Only in Kenya
Update: Following on from a comment to this blog, there are a lot of Kenyans living abroad in Europe, USA and even Japan. You must have seen things in your host country that strikes you as funny, peculiar or even downright mad – things that would fall into the “Only In …” category. So, let’s hear about them.
Oh! How many blogs have I read with this title? Most are humorous, one or two are disparaging.
This blog has not been written to criticise Kenya or Kenyans, but rather to point out the differences in points of view between Kenyans and “Westerners”.
I was visiting a hotel in Kisii. It is not the most luxurious hotel in the town, but it is very cheap and more importantly for the visitor, clean – spotlessly clean. It is set in beautiful gardens with many colourful plants and shrubs. Even the trees are colourful – and it is close to the town centre.
It is purported to be the oldest hotel in Kisii, having been built in the 1920s, and it shows. Some of the windows in the cloisters are rotting, even to the point that the lowest pane of glass has fallen out. But it doesn’t matter, I was told. The windows are never closed, so why replace the glass. It is superfluous. Logical. If the window pane is replaced, eventually it will fall only out again when the frame rots.
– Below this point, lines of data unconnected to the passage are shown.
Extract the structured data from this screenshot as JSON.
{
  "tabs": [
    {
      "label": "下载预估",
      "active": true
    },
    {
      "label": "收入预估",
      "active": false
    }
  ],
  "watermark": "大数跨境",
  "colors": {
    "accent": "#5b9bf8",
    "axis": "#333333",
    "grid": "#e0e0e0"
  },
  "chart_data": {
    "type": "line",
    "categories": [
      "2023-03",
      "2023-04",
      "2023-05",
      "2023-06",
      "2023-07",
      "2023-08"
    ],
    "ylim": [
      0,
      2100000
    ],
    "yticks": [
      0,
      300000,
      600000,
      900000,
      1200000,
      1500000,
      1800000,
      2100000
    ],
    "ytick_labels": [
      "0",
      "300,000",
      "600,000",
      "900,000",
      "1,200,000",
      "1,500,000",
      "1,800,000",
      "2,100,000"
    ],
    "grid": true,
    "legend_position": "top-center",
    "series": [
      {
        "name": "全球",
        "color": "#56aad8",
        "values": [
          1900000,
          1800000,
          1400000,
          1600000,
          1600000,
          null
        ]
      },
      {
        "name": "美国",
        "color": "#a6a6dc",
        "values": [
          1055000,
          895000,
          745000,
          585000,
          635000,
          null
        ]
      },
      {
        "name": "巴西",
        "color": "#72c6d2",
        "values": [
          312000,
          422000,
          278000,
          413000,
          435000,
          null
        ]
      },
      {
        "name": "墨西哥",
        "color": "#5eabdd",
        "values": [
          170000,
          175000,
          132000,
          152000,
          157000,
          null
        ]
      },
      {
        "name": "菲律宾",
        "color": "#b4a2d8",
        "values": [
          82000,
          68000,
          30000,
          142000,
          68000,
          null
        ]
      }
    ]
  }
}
Outside, there is a large covered patio where patrons can sit, eat their meal, sip Tusker (other lagers are available) or just enjoy the gardens. The patio is supported by rough-hewn poles, typical of Kenya. But either they were too short, or the roof has been raised, and, the gap between the top of the poles and the roof trusses is filled with bits of planed 3×2.
It rather detracts from the overall impression of the place. I asked why bits of off-cut wood were used to extend the poles and was told that it was practical. In other words, the bits of wood nailed to the tops of the poles did what was necessary, no more, no less. Of course, from a purely practical point of view, the solution is practical, and a lot cheaper than replacing the poles, or seamlessly adding more pole to the existing ones. Practical.
A couple of days later, I visited another hotel in the town, at the insistence of the Mayor. Now this was a different kettle of fish. If they had the star rating system, in Kenya, this hotel would have five. It was brand new and looked it. Again, it was set in grounds with manicured lawns, mature trees and clipped hedges.
The centre-piece is a bar and seating area. It is covered, but with open sides. It was magnificent. Quiet Kenyan music played in the background, not intrusive. The staff were attentive. This was truly a nice hotel. My associate and I sat in the bar area and sipped tea as we chatted to the manager. But, when she was called away to deal with things that hotel managers deal with, I looked around – and up.
The roof of this bar area is part thatch and part corrugated steel sheet. And on some of the sheets of this roof in this excellent hotel were – black prints, not just faint smudges, but real full-on hand prints.
It really spoiled the effect of this hotel for about five seconds. Then I laughed quietly to myself. Only in Kenya. Don’t get me wrong. I love this country, I love the people, and maybe this is part of the reason why. The roof is perfect, the hotel is perfect. And after all, what is a palm print on the inside of the roof? It can be cleaned off – later.
These little anecdotes are, to me, what makes Kenya Kenyan. Never mind what it looks like, if it works, don’t fix it! Maybe we could learn something from this.